En créant avec trois associés [S]CITY, Emma Vilarem, docteure en neurosciences cognitives, spécialiste des interactions sociales, est partie du constat que la ville pouvait nuire à la santé mentale. Son agence sonde, depuis 2019, les besoins émotionnels, cognitifs et sociaux des citadins afin de mieux prendre en compte le bien-être dans les aménagements urbains.
La vie urbaine menace-t-elle notre santé mentale ?
Vivre en ville présente de nombreux avantages pour l’individu : accessibilité des services de santé, réseau de transport dense, loisirs et activités culturelles à proximité… Mais, a contrario, la ville peut aussi fragiliser notre santé mentale. Les auteurs d’une étude pionnière, réalisée à Chicago entre 1922 et 1934, indiquent que les taux d’incidence des maladies mentales, notamment la schizophrénie, diminuent fortement entre le centre-ville et la périphérie urbaine.
Loin d’être une spécificité de l’organisation spatiale des villes étatsuniennes, une étude suédoise, menée en 1992, trouvait une corrélation entre la densité du milieu urbain et la schizophrénie. Et des travaux de 2014 recensent, en Europe, deux fois plus d’états dépressifs en ville qu’à la campagne, d’après la consommation d’antidépresseurs. Les ruraux ont peut-être moins accès aux soins et corrélation ne signifie pas lien de cause à effet. Ces chiffres soulèvent plutôt la question des nombreux mécanismes qui pèsent sur la santé mentale en ville : isolation sociale, pollution sonore et visuelle, stress lié à l’agitation urbaine, manque d’espaces verts…
Connaît-on l’impact de ces mécanismes sur notre cerveau ?
Dans un espace urbanisé densément peuplé, notre cerveau est la cible d’un grand nombre de stimulations sensorielles (bruit, images, foule, etc.) qui affectent négativement l’humeur, le sommeil ou encore la concentration. Mais il peut aussi être privé de stimulations sociales pourtant essentielles à son fonctionnement : c’est le paradoxe de la solitude dans les grandes villes.
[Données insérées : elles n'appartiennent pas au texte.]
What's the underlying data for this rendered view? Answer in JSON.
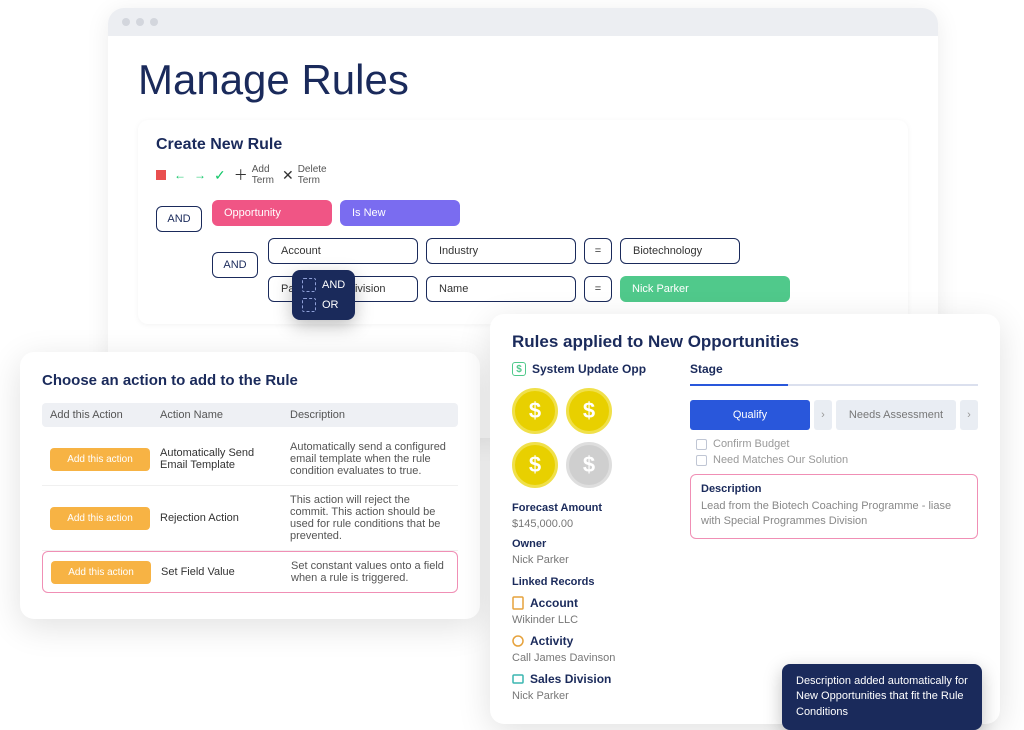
{
  "page": {
    "title": "Manage Rules"
  },
  "create": {
    "title": "Create New Rule",
    "toolbar": {
      "add_term": "Add\nTerm",
      "delete_term": "Delete\nTerm"
    },
    "op1": "AND",
    "op2": "AND",
    "cond1": {
      "entity": "Opportunity",
      "predicate": "Is New"
    },
    "cond2": {
      "a": "Account",
      "b": "Industry",
      "eq": "=",
      "c": "Biotechnology"
    },
    "cond3": {
      "a": "Parent Sales Division",
      "b": "Name",
      "eq": "=",
      "c": "Nick Parker"
    },
    "popover": {
      "and": "AND",
      "or": "OR"
    }
  },
  "actions": {
    "title": "Choose an action to add to the Rule",
    "headers": {
      "add": "Add this Action",
      "name": "Action Name",
      "desc": "Description"
    },
    "add_button": "Add this action",
    "rows": [
      {
        "name": "Automatically Send Email Template",
        "desc": "Automatically send a configured email template when the rule condition evaluates to true."
      },
      {
        "name": "Rejection Action",
        "desc": "This action will reject the commit. This action should be used for rule conditions that be prevented."
      },
      {
        "name": "Set Field Value",
        "desc": "Set constant values onto a field when a rule is triggered."
      }
    ]
  },
  "applied": {
    "title": "Rules applied to New Opportunities",
    "system_update": "System Update Opp",
    "forecast_label": "Forecast Amount",
    "forecast_value": "$145,000.00",
    "owner_label": "Owner",
    "owner_value": "Nick Parker",
    "linked_label": "Linked Records",
    "linked": [
      {
        "title": "Account",
        "value": "Wikinder LLC"
      },
      {
        "title": "Activity",
        "value": "Call James Davinson"
      },
      {
        "title": "Sales Division",
        "value": "Nick Parker"
      }
    ],
    "stage_label": "Stage",
    "steps": {
      "active": "Qualify",
      "next": "Needs Assessment"
    },
    "checks": [
      "Confirm Budget",
      "Need Matches Our Solution"
    ],
    "description_label": "Description",
    "description_value": "Lead from the Biotech Coaching Programme - liase with Special Programmes Division",
    "tooltip": "Description added automatically for New Opportunities that fit the Rule Conditions"
  }
}
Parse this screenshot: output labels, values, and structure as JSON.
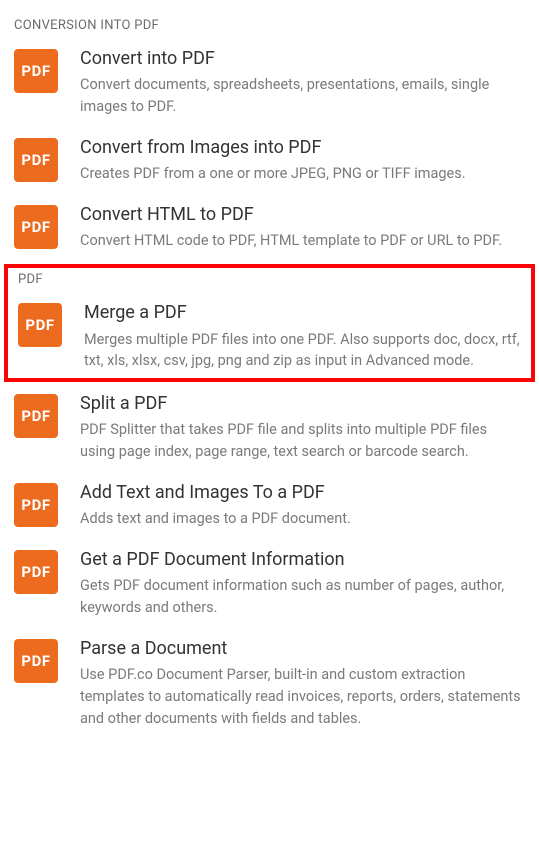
{
  "icon_label": "PDF",
  "sections": {
    "conversion": {
      "header": "CONVERSION INTO PDF",
      "items": {
        "convert_pdf": {
          "title": "Convert into PDF",
          "desc": "Convert documents, spreadsheets, presentations, emails, single images to PDF."
        },
        "convert_images": {
          "title": "Convert from Images into PDF",
          "desc": "Creates PDF from a one or more JPEG, PNG or TIFF images."
        },
        "convert_html": {
          "title": "Convert HTML to PDF",
          "desc": "Convert HTML code to PDF, HTML template to PDF or URL to PDF."
        }
      }
    },
    "pdf": {
      "header": "PDF",
      "items": {
        "merge": {
          "title": "Merge a PDF",
          "desc": "Merges multiple PDF files into one PDF. Also supports doc, docx, rtf, txt, xls, xlsx, csv, jpg, png and zip as input in Advanced mode."
        },
        "split": {
          "title": "Split a PDF",
          "desc": "PDF Splitter that takes PDF file and splits into multiple PDF files using page index, page range, text search or barcode search."
        },
        "add_text": {
          "title": "Add Text and Images To a PDF",
          "desc": "Adds text and images to a PDF document."
        },
        "get_info": {
          "title": "Get a PDF Document Information",
          "desc": "Gets PDF document information such as number of pages, author, keywords and others."
        },
        "parse": {
          "title": "Parse a Document",
          "desc": "Use PDF.co Document Parser, built-in and custom extraction templates to automatically read invoices, reports, orders, statements and other documents with fields and tables."
        }
      }
    }
  }
}
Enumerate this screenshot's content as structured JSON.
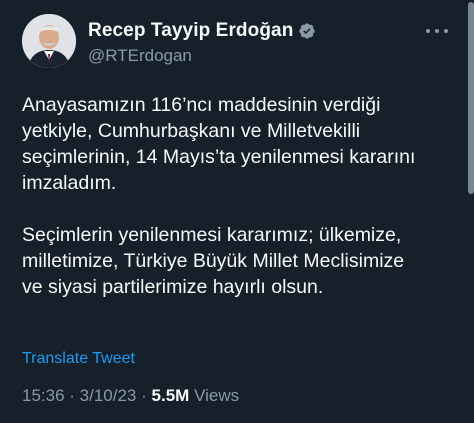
{
  "author": {
    "display_name": "Recep Tayyip Erdoğan",
    "handle": "@RTErdogan",
    "verified_badge_color": "#8b98a5",
    "avatar_icon": "profile-photo"
  },
  "tweet": {
    "paragraph1": [
      "Anayasamızın 116’ncı maddesinin verdiği",
      "yetkiyle, Cumhurbaşkanı ve Milletvekilli",
      "seçimlerinin, 14 Mayıs’ta yenilenmesi kararını",
      "imzaladım."
    ],
    "paragraph2": [
      "Seçimlerin yenilenmesi kararımız; ülkemize,",
      "milletimize, Türkiye Büyük Millet Meclisimize",
      "ve siyasi partilerimize hayırlı olsun."
    ],
    "translate_label": "Translate Tweet"
  },
  "meta": {
    "time": "15:36",
    "date": "3/10/23",
    "views_count": "5.5M",
    "views_label": "Views"
  },
  "colors": {
    "background": "#15202b",
    "text": "#f7f9f9",
    "secondary": "#8b98a5",
    "link": "#1d9bf0"
  }
}
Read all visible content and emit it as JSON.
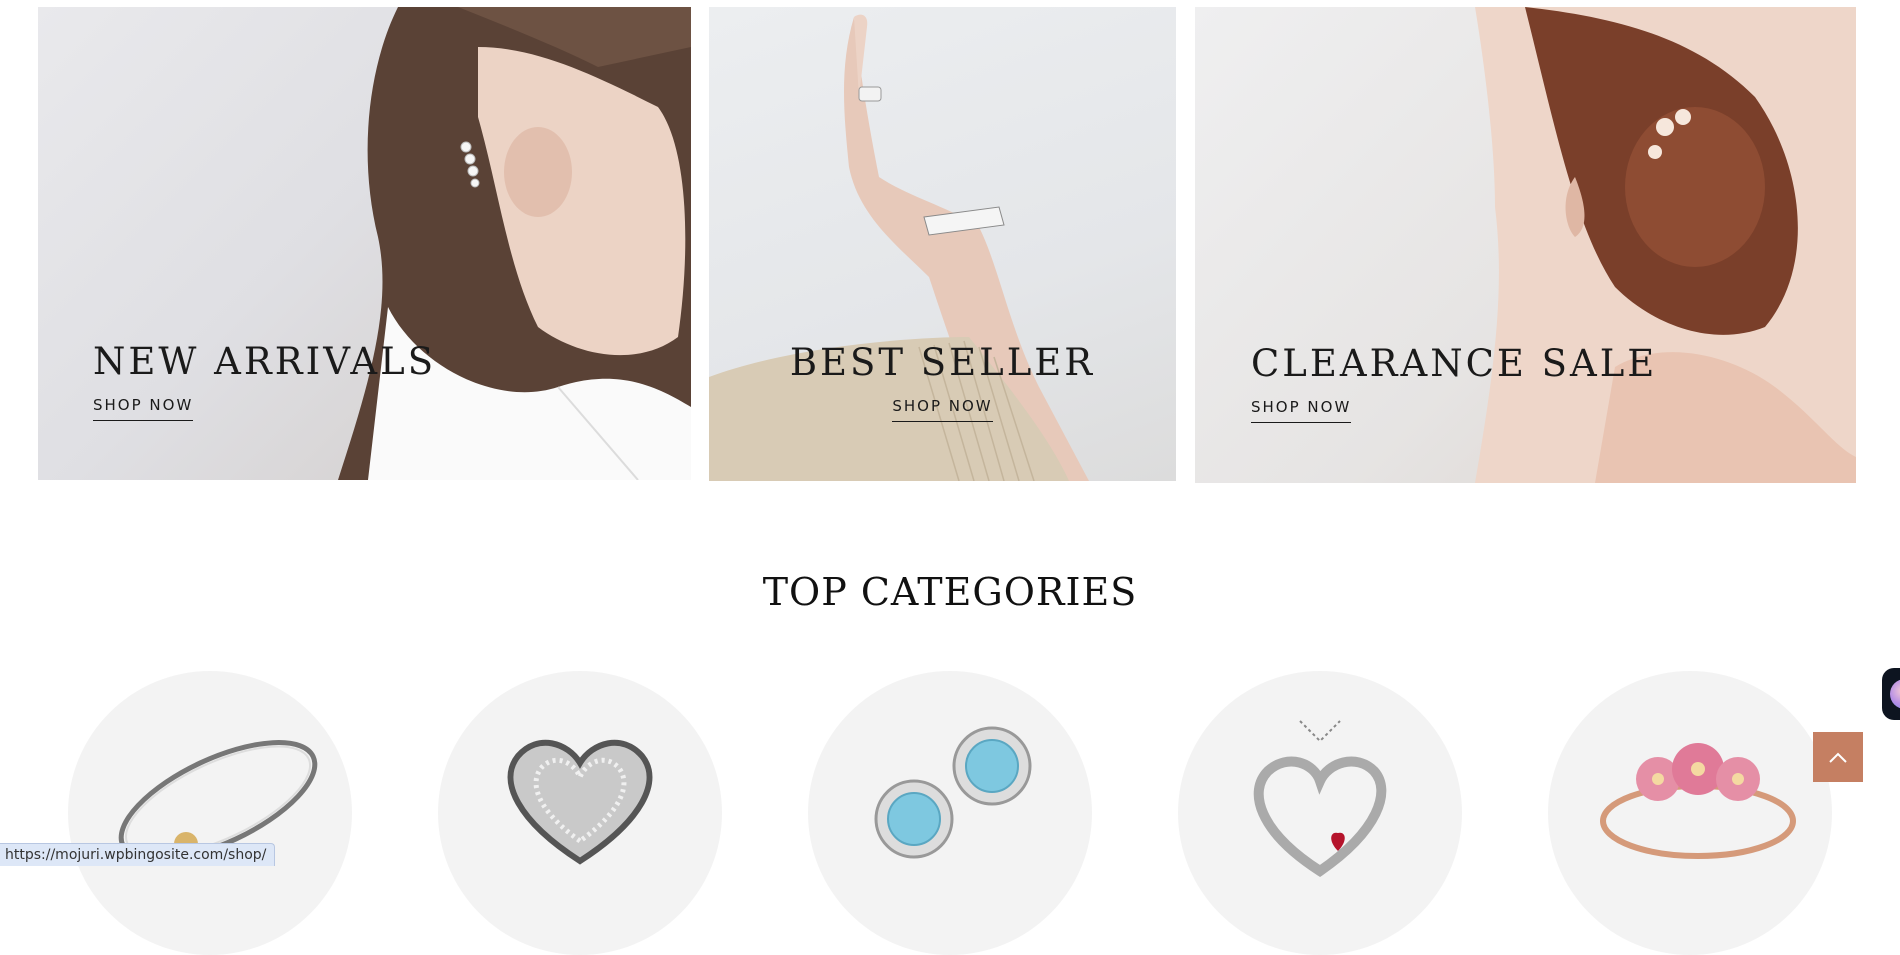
{
  "banners": [
    {
      "title": "NEW ARRIVALS",
      "cta": "SHOP NOW"
    },
    {
      "title": "BEST SELLER",
      "cta": "SHOP NOW"
    },
    {
      "title": "CLEARANCE SALE",
      "cta": "SHOP NOW"
    }
  ],
  "categories_section": {
    "title": "TOP CATEGORIES",
    "items": [
      {
        "icon": "bangle-bracelet-icon"
      },
      {
        "icon": "heart-charm-icon"
      },
      {
        "icon": "blue-stud-earrings-icon"
      },
      {
        "icon": "heart-pendant-necklace-icon"
      },
      {
        "icon": "flower-ring-icon"
      }
    ]
  },
  "widgets": {
    "chat_icon": "chat-avatar-icon",
    "scroll_top_icon": "chevron-up-icon"
  },
  "status_bar": {
    "url": "https://mojuri.wpbingosite.com/shop/"
  },
  "colors": {
    "accent": "#c57f62",
    "chat_bg": "#0d1420",
    "circle_bg": "#f3f3f3"
  }
}
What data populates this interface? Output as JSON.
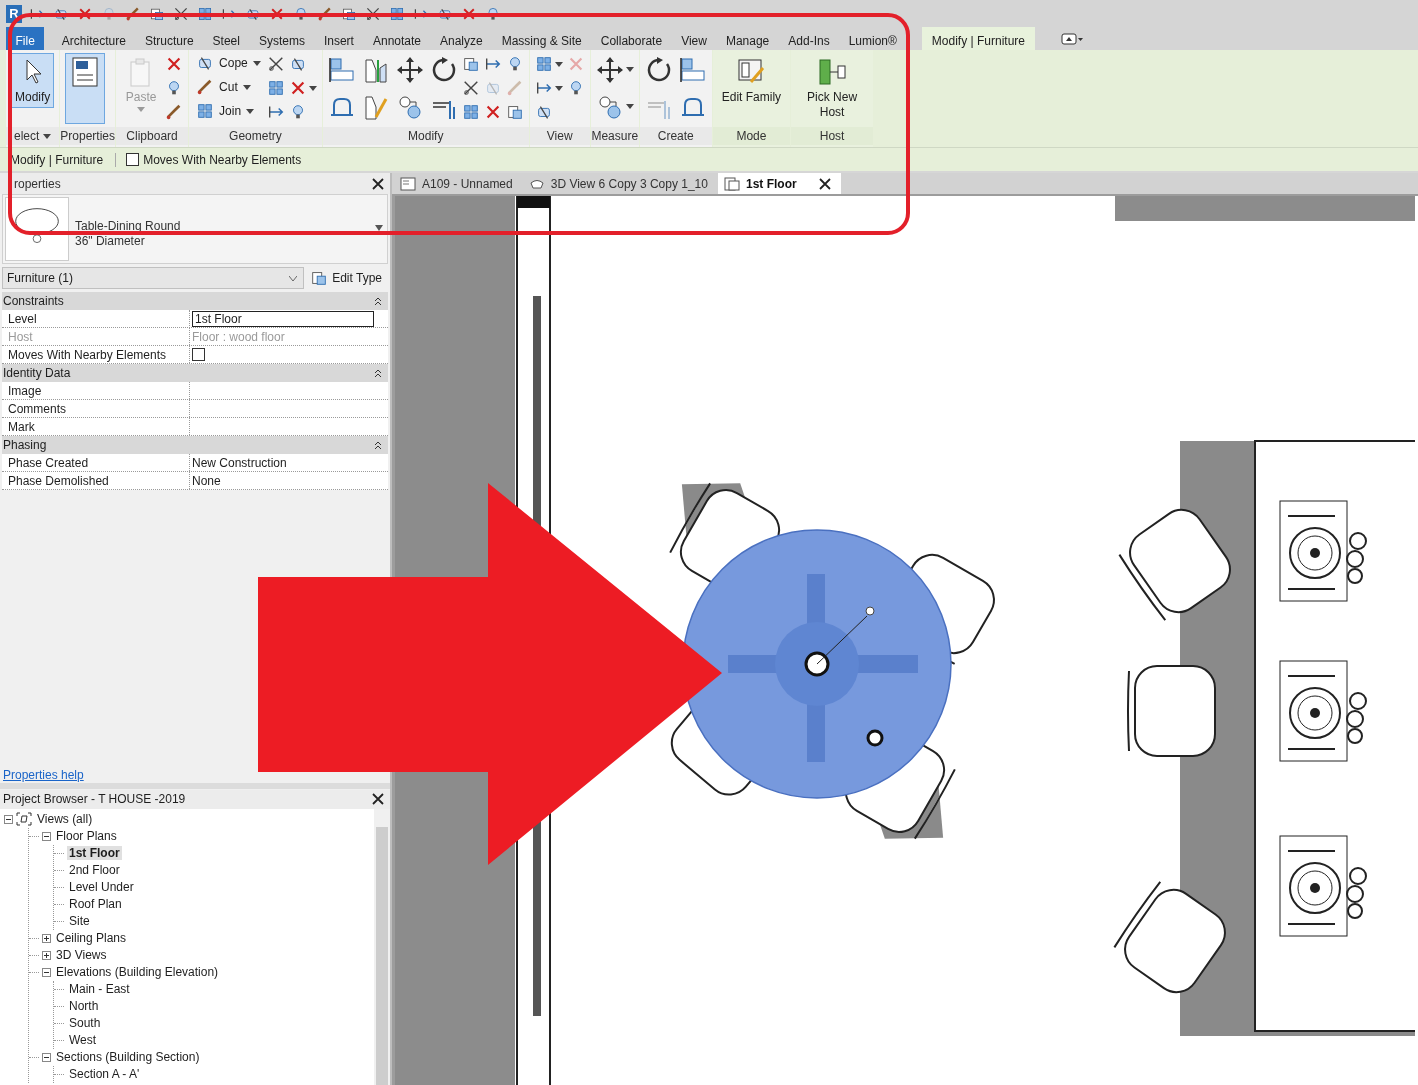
{
  "app_logo": "R",
  "ribbon_tabs": [
    {
      "label": "File",
      "kind": "file",
      "selected": false
    },
    {
      "label": "Architecture",
      "kind": "tab",
      "selected": false
    },
    {
      "label": "Structure",
      "kind": "tab",
      "selected": false
    },
    {
      "label": "Steel",
      "kind": "tab",
      "selected": false
    },
    {
      "label": "Systems",
      "kind": "tab",
      "selected": false
    },
    {
      "label": "Insert",
      "kind": "tab",
      "selected": false
    },
    {
      "label": "Annotate",
      "kind": "tab",
      "selected": false
    },
    {
      "label": "Analyze",
      "kind": "tab",
      "selected": false
    },
    {
      "label": "Massing & Site",
      "kind": "tab",
      "selected": false
    },
    {
      "label": "Collaborate",
      "kind": "tab",
      "selected": false
    },
    {
      "label": "View",
      "kind": "tab",
      "selected": false
    },
    {
      "label": "Manage",
      "kind": "tab",
      "selected": false
    },
    {
      "label": "Add-Ins",
      "kind": "tab",
      "selected": false
    },
    {
      "label": "Lumion®",
      "kind": "tab",
      "selected": false
    },
    {
      "label": "Modify | Furniture",
      "kind": "context",
      "selected": true
    }
  ],
  "ribbon_panels": [
    {
      "title": "elect",
      "has_menu": true,
      "contextual": false,
      "tools": [
        {
          "kind": "large",
          "label": "Modify",
          "selected": true,
          "disabled": false,
          "has_menu": false
        }
      ]
    },
    {
      "title": "Properties",
      "contextual": false,
      "tools": [
        {
          "kind": "large",
          "selected": true,
          "disabled": false
        }
      ]
    },
    {
      "title": "Clipboard",
      "contextual": false,
      "tools": [
        {
          "kind": "large",
          "label": "Paste",
          "selected": false,
          "disabled": true,
          "has_menu": true
        },
        {
          "kind": "icon",
          "disabled": false
        },
        {
          "kind": "icon",
          "disabled": false
        },
        {
          "kind": "icon",
          "disabled": false
        }
      ]
    },
    {
      "title": "Geometry",
      "contextual": false,
      "tools": [
        {
          "kind": "small",
          "label": "Cope",
          "disabled": false,
          "has_menu": true
        },
        {
          "kind": "small",
          "label": "Cut",
          "disabled": false,
          "has_menu": true
        },
        {
          "kind": "small",
          "label": "Join",
          "disabled": false,
          "has_menu": true
        },
        {
          "kind": "icon",
          "disabled": false
        },
        {
          "kind": "icon",
          "disabled": false
        },
        {
          "kind": "icon",
          "disabled": false
        },
        {
          "kind": "icon",
          "disabled": false
        },
        {
          "kind": "icon",
          "disabled": false,
          "has_menu": true
        },
        {
          "kind": "icon",
          "disabled": false
        }
      ]
    },
    {
      "title": "Modify",
      "contextual": false,
      "tools": [
        {
          "kind": "tile",
          "disabled": false
        },
        {
          "kind": "tile",
          "disabled": false
        },
        {
          "kind": "tile",
          "disabled": false
        },
        {
          "kind": "tile",
          "disabled": false
        },
        {
          "kind": "tile",
          "disabled": false
        },
        {
          "kind": "tile",
          "disabled": false
        },
        {
          "kind": "tile",
          "disabled": false
        },
        {
          "kind": "tile",
          "disabled": false
        },
        {
          "kind": "icon",
          "disabled": false
        },
        {
          "kind": "icon",
          "disabled": false
        },
        {
          "kind": "icon",
          "disabled": false
        },
        {
          "kind": "icon",
          "disabled": false
        },
        {
          "kind": "icon",
          "disabled": true
        },
        {
          "kind": "icon",
          "disabled": false
        },
        {
          "kind": "icon",
          "disabled": false
        },
        {
          "kind": "icon",
          "disabled": true
        },
        {
          "kind": "icon",
          "disabled": false
        }
      ]
    },
    {
      "title": "View",
      "contextual": false,
      "tools": [
        {
          "kind": "icon",
          "disabled": false,
          "has_menu": true
        },
        {
          "kind": "icon",
          "disabled": false,
          "has_menu": true
        },
        {
          "kind": "icon",
          "disabled": false
        },
        {
          "kind": "icon",
          "disabled": true
        },
        {
          "kind": "icon",
          "disabled": false
        }
      ]
    },
    {
      "title": "Measure",
      "contextual": false,
      "tools": [
        {
          "kind": "tile",
          "disabled": false,
          "has_menu": true
        },
        {
          "kind": "tile",
          "disabled": false,
          "has_menu": true
        }
      ]
    },
    {
      "title": "Create",
      "contextual": false,
      "tools": [
        {
          "kind": "tile",
          "disabled": false
        },
        {
          "kind": "tile",
          "disabled": true
        },
        {
          "kind": "tile",
          "disabled": false
        },
        {
          "kind": "tile",
          "disabled": false
        }
      ]
    },
    {
      "title": "Mode",
      "contextual": true,
      "tools": [
        {
          "kind": "large",
          "label": "Edit Family",
          "selected": false,
          "disabled": false
        }
      ]
    },
    {
      "title": "Host",
      "contextual": true,
      "tools": [
        {
          "kind": "large",
          "label": "Pick New Host",
          "selected": false,
          "disabled": false
        }
      ]
    }
  ],
  "options_bar": {
    "context": "Modify | Furniture",
    "checkbox": {
      "label": "Moves With Nearby Elements",
      "checked": false
    }
  },
  "properties": {
    "title": "roperties",
    "type_name": "Table-Dining Round",
    "type_size": "36\" Diameter",
    "filter": "Furniture (1)",
    "edit_type": "Edit Type",
    "groups": [
      {
        "title": "Constraints",
        "expanded": true,
        "rows": [
          {
            "label": "Level",
            "value": "1st Floor",
            "kind": "field",
            "disabled": false
          },
          {
            "label": "Host",
            "value": "Floor : wood floor",
            "kind": "text",
            "disabled": true
          },
          {
            "label": "Moves With Nearby Elements",
            "kind": "checkbox",
            "checked": false,
            "disabled": false
          }
        ]
      },
      {
        "title": "Identity Data",
        "expanded": true,
        "rows": [
          {
            "label": "Image",
            "kind": "text",
            "disabled": false
          },
          {
            "label": "Comments",
            "kind": "text",
            "disabled": false
          },
          {
            "label": "Mark",
            "kind": "text",
            "disabled": false
          }
        ]
      },
      {
        "title": "Phasing",
        "expanded": true,
        "rows": [
          {
            "label": "Phase Created",
            "value": "New Construction",
            "kind": "text",
            "disabled": false
          },
          {
            "label": "Phase Demolished",
            "value": "None",
            "kind": "text",
            "disabled": false
          }
        ]
      }
    ],
    "help_link": "Properties help"
  },
  "project_browser": {
    "title": "Project Browser - T HOUSE -2019",
    "tree": [
      {
        "label": "Views (all)",
        "kind": "root",
        "expanded": true,
        "selected": false,
        "children": [
          {
            "label": "Floor Plans",
            "expanded": true,
            "selected": false,
            "children": [
              {
                "label": "1st Floor",
                "selected": true
              },
              {
                "label": "2nd Floor",
                "selected": false
              },
              {
                "label": "Level Under",
                "selected": false
              },
              {
                "label": "Roof Plan",
                "selected": false
              },
              {
                "label": "Site",
                "selected": false
              }
            ]
          },
          {
            "label": "Ceiling Plans",
            "expanded": false,
            "selected": false
          },
          {
            "label": "3D Views",
            "expanded": false,
            "selected": false
          },
          {
            "label": "Elevations (Building Elevation)",
            "expanded": true,
            "selected": false,
            "children": [
              {
                "label": "Main - East",
                "selected": false
              },
              {
                "label": "North",
                "selected": false
              },
              {
                "label": "South",
                "selected": false
              },
              {
                "label": "West",
                "selected": false
              }
            ]
          },
          {
            "label": "Sections (Building Section)",
            "expanded": true,
            "selected": false,
            "children": [
              {
                "label": "Section A - A'",
                "selected": false
              }
            ]
          }
        ]
      }
    ]
  },
  "view_tabs": [
    {
      "label": "A109 - Unnamed",
      "kind": "sheet",
      "selected": false
    },
    {
      "label": "3D View 6 Copy 3 Copy 1_10",
      "kind": "model",
      "selected": false
    },
    {
      "label": "1st Floor",
      "kind": "plan",
      "selected": true
    }
  ]
}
Ainsi, une étude de 2021 réalisée au Royaume-Uni indique que le sentiment de solitude augmente avec la densité de population et qu’il diminue lorsque les gens se sentent inclus socialement et aussi s’ils sont au contact de la nature.
« Deux études montrent qu’après une heure et demie de marche dans un parc, les participants obtiennent de meilleurs résultats à des tests cognitifs »
Les espaces verts ont d’autres effets bénéfiques sur notre cerveau. Deux études ont respectivement montré qu’après une heure et demie de marche dans un parc, les participants obtiennent de meilleurs résultats à des tests cognitifs et ruminent moins qu’après le même temps de marche en ville. Enfin, installer des espaces verts sur des friches diminuerait la violence et le stress des habitants. Il est donc crucial de concevoir des lieux connectés à la nature dans tous les quartiers.